No. She would not go there. Diana knows that if she starts being paranoid, she will go crazy before the end of the week.

“Well, I think that we’ve officially finished the Pork skillet,” says Neal completely off topic. Then he grins at her. “Maybe that was why I came here in the first place. I wanted to steal your dinner.”

“Wow, was that a confession? Maybe I should arrest you,” says Diana with a ghost of a smile.

Neal smirks. “You’d have to catch me first.”

“I could do that,” replies Diana seriously.

“Well, then I’d better help you with the dishes to destroy the evidence.”

“Evidence tampering now? That’s a serious offence, Caffrey.”

“You can’t arrest me if you help me do it,” pointed out Neal with another smirk.

At first, the bantering is almost mechanical, just an old habit that’s hard to turn off. But as they continue needling each other, Diana feels some of her weariness fade away.

She still feels sick when she thinks of Peter’s injuries, although she knows that the feeling will diminish over time. Another part of her is chilled how easy the act came to her – not the torture, but the rest of it. It was like she used a part of her personality, twisted it and removed everything else. Did Neal do the same whenever he worked a con? Diana doesn’t know.

She feels tired and empty and shattered, but somehow, she has begun to put the pieces back together. What she wants the most now is to talk to Peter, but that will have to wait until tomorrow.

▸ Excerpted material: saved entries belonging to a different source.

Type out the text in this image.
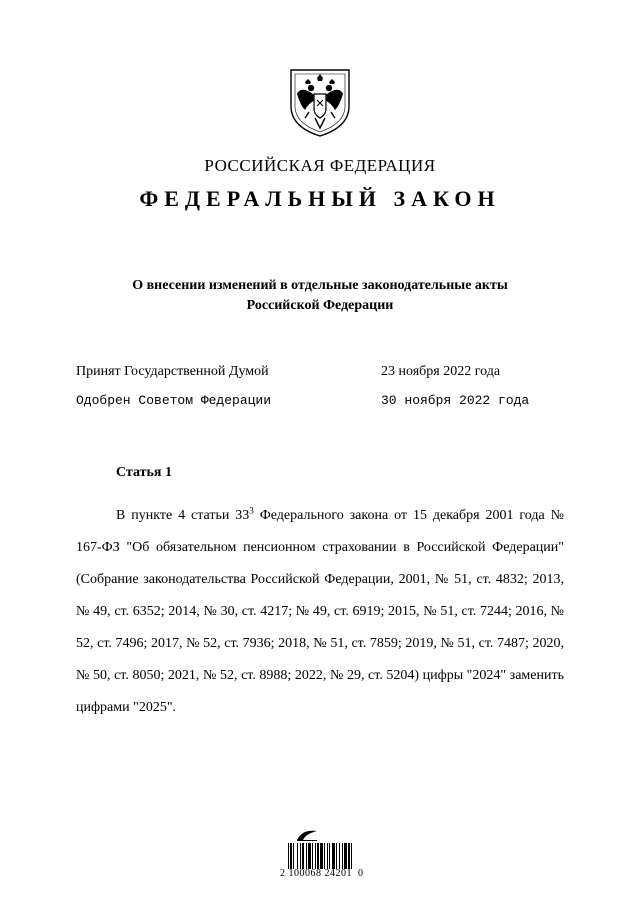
РОССИЙСКАЯ ФЕДЕРАЦИЯ
ФЕДЕРАЛЬНЫЙ ЗАКОН
О внесении изменений в отдельные законодательные акты
Российской Федерации
Принят Государственной Думой	23 ноября 2022 года
Одобрен Советом Федерации	30 ноября 2022 года
Статья 1

В пункте 4 статьи $33^3$ Федерального закона от 15 декабря 2001 года № 167-ФЗ "Об обязательном пенсионном страховании в Российской Федерации" (Собрание законодательства Российской Федерации, 2001, № 51, ст. 4832; 2013, № 49, ст. 6352; 2014, № 30, ст. 4217; № 49, ст. 6919; 2015, № 51, ст. 7244; 2016, № 52, ст. 7496; 2017, № 52, ст. 7936; 2018, № 51, ст. 7859; 2019, № 51, ст. 7487; 2020, № 50, ст. 8050; 2021, № 52, ст. 8988; 2022, № 29, ст. 5204) цифры "2024" заменить цифрами "2025".

2 100068 24201  0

But for now, she realizes that she wants company.

“So where did you say that we’ll be meeting Jones?” she asks at last.

Neal smiles.


* * *



Standing in front of the hospital room, Diana’s hand hesitates above the door knob.

She knows Peter, and she knows he won’t blame her for what happened. And yet, for some reason she is afraid to face him.

But nobody has ever accused Diana Berrigan of being a coward. She takes a deep breath and opens the door.

There are two beds in the room. The left one is empty. On the right one, Peter lifts his head when he hears the sound of the door opening.

“Hey Diana.” His voice is a bit croaky, but his smile is warm and genuine.

“Hey boss.”

And as Peter invites her to take the seat, Diana finally knows that things are going to be just fine.